Infidel shrugged off the shoulder straps of her pack, letting it drop to the ground in a clatter. She cracked her knuckles and looked up with the same eager grin she always brought to fights where she could beat up someone bigger. Her face fell into shadow as Zetetic’s sandaled foot flew down toward her and Relic. Infidel whirled around, kicking, catching Relic in the gut and launching him out of the stomp-zone. She crouched to jump away but was too late. The giant foot slammed into her with a shudder that shook the whole mountain.

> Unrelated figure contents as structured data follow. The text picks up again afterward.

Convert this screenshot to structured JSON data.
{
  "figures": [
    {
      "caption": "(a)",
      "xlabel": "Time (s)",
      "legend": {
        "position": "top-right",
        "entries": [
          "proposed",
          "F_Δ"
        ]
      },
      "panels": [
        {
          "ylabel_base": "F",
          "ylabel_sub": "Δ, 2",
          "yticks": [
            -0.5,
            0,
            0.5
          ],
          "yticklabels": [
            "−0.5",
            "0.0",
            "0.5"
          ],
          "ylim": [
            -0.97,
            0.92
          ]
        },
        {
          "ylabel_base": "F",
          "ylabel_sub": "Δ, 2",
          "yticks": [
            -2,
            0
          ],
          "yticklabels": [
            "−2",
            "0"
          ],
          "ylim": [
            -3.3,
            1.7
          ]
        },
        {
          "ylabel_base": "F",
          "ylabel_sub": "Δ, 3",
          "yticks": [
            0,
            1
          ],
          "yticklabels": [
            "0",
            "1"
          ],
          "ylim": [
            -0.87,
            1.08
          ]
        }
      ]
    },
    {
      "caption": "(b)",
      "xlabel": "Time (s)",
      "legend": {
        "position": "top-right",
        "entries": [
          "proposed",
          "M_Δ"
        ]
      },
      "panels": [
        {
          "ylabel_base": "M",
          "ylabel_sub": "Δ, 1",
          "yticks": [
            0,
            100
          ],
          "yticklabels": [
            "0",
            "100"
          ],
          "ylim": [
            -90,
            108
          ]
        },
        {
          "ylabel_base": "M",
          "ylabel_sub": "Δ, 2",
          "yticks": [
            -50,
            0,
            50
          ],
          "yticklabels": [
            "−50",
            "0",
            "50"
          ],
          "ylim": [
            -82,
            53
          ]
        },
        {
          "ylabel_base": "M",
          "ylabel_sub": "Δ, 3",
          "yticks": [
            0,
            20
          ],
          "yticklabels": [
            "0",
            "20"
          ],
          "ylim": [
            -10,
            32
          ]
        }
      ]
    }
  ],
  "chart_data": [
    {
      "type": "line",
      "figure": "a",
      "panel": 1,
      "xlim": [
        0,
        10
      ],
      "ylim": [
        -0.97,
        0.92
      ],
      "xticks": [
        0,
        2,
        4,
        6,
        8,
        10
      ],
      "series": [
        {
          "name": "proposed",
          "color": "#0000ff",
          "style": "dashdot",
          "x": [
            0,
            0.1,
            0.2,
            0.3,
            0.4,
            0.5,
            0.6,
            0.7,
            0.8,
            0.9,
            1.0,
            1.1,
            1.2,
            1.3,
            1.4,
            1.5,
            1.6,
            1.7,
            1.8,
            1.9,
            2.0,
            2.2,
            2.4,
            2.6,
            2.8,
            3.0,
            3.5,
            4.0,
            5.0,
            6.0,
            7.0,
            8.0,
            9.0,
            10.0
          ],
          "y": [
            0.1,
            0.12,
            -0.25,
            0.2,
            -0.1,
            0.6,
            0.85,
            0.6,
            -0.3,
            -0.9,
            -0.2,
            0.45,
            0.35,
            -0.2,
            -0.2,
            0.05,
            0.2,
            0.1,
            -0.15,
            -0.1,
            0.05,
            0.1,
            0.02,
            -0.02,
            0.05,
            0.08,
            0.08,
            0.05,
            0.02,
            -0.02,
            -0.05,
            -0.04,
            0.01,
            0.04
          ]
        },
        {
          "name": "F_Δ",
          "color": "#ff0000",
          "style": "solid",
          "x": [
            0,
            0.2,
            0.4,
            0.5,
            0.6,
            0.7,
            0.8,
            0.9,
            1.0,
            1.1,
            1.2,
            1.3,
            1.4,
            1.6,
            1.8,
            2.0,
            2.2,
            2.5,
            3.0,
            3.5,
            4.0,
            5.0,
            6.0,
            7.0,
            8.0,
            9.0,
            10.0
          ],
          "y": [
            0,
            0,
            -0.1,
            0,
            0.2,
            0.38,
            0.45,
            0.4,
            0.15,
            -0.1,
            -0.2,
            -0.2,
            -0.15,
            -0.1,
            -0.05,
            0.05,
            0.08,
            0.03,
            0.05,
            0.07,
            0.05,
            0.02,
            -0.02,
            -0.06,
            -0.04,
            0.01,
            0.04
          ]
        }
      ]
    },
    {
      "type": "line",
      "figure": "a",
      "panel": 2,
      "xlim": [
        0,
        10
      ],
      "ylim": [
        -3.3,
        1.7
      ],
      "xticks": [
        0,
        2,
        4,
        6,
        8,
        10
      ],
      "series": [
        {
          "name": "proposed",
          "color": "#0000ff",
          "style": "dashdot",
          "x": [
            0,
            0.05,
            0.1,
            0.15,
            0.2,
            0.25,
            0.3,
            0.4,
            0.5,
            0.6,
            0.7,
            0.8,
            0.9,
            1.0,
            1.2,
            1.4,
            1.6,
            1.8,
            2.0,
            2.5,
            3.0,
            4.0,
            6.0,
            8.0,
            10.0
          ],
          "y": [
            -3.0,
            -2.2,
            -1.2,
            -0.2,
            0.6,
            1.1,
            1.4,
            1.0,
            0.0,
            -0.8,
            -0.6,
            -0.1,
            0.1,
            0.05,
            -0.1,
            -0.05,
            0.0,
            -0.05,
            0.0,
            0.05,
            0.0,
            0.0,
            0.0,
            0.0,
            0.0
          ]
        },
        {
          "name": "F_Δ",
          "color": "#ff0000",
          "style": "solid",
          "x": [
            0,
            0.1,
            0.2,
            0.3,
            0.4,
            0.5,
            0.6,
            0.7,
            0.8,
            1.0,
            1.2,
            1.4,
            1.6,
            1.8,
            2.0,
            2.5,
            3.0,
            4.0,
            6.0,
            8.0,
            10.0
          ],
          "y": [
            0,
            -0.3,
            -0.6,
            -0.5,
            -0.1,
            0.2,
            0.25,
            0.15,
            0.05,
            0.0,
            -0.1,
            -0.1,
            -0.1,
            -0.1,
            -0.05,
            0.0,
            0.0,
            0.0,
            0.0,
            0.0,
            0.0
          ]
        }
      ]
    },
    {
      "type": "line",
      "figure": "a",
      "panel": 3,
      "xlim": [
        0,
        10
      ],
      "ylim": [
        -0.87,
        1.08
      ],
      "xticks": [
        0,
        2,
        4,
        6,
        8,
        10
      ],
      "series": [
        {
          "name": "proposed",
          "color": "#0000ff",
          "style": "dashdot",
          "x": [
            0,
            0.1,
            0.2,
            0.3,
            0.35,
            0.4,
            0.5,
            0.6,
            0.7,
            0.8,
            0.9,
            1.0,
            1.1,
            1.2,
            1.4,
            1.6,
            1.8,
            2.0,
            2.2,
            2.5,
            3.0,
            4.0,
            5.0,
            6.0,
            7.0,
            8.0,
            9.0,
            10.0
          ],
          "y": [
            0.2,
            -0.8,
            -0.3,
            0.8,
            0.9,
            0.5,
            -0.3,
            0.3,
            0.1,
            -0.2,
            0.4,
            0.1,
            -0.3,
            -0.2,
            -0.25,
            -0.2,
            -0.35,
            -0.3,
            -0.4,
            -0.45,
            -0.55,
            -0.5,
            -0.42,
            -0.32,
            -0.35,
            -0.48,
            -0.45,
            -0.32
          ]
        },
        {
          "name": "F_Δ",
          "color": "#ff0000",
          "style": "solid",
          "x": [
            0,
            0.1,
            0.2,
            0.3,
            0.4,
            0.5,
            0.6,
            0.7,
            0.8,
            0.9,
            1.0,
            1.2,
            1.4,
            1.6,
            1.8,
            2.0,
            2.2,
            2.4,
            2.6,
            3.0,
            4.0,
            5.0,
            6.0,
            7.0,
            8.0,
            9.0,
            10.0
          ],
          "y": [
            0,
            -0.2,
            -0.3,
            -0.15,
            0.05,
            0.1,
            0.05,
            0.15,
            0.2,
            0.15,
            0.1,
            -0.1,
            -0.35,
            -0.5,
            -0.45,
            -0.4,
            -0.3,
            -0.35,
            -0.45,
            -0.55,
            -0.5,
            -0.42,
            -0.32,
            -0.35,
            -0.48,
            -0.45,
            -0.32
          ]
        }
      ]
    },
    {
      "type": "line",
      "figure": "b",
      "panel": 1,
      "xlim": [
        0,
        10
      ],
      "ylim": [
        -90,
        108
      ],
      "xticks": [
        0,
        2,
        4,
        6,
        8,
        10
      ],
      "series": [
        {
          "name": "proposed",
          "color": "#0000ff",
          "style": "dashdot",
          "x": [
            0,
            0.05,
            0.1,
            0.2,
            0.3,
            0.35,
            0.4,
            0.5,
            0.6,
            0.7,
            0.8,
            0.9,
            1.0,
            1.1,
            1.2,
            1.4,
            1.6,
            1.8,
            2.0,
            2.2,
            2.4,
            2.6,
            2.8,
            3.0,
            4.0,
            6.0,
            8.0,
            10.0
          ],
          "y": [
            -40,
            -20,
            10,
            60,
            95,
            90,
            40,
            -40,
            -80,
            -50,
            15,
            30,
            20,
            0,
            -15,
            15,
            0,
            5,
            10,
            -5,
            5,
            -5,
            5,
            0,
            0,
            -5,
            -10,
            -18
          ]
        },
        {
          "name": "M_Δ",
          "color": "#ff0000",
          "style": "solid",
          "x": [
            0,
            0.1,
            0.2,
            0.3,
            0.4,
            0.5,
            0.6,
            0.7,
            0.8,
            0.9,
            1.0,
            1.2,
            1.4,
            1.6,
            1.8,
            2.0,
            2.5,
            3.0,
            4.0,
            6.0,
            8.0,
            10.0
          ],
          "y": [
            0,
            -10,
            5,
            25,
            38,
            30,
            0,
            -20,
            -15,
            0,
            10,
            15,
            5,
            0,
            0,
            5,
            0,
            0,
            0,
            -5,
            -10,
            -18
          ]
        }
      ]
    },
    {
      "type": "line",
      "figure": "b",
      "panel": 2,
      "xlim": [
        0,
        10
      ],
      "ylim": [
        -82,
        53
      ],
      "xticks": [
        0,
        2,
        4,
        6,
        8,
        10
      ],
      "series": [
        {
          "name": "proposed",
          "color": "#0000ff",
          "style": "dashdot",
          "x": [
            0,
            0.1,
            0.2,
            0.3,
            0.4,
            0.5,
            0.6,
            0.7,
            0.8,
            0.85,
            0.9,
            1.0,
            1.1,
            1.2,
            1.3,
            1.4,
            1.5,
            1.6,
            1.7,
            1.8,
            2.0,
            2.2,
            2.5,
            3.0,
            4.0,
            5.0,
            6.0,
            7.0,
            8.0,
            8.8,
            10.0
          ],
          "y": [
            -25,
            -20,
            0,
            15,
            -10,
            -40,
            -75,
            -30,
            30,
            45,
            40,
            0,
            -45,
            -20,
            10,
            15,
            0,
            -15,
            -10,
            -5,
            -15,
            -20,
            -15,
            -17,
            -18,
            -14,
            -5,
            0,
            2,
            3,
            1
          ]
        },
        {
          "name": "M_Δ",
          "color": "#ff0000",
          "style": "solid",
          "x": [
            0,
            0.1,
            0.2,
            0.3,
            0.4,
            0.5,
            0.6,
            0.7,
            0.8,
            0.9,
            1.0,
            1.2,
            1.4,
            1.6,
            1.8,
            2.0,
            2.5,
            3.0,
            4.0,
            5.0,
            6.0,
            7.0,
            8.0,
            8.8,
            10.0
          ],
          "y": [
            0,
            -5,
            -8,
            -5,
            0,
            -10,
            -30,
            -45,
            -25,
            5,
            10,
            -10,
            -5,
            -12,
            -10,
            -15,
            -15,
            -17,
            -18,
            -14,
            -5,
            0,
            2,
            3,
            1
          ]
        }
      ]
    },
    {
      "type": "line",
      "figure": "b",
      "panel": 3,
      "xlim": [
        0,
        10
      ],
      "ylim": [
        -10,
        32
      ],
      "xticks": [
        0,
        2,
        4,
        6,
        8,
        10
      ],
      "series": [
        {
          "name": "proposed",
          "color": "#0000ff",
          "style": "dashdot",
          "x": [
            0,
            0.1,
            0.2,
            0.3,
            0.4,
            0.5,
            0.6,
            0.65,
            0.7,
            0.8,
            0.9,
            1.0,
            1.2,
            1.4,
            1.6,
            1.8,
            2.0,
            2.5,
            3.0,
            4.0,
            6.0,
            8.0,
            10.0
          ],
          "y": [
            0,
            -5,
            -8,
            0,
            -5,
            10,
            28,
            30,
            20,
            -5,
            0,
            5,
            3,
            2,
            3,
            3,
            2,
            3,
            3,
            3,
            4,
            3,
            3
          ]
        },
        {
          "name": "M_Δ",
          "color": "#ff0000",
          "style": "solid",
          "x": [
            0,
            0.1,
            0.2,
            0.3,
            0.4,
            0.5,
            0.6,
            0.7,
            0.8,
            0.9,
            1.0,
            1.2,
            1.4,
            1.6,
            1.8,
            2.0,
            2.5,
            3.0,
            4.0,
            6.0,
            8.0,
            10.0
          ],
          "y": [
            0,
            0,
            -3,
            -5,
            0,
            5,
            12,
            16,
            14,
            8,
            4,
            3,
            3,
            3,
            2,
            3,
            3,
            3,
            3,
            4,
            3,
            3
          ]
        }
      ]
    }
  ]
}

Zetetic jumped, knocking over trees, flying down the slope a good fifty yards before crashing back to earth, waving his arms to maintain his balance on the uneven terrain. Off in the distance, perhaps a half-mile away, I caught a glimpse of Aurora and her pack tumbling head over heels, on the verge of vanishing once more into the canopy. Then, in a sudden flash of light, her downward arc was intercepted by the shining silver form of Lord Tower, catching the ogress in his outstretched arms. Her pack tore loose at the impact, sending a spray of camping gear out over the treetops.
As difficult as it was to tear my eyes from this spectacle, I turned back to Infidel, who was splayed out in the center of a giant footprint. With a grunt, she popped her face up from the earth. She spat out a mouthful of black jungle dirt as she sat up, rubbing her eyes.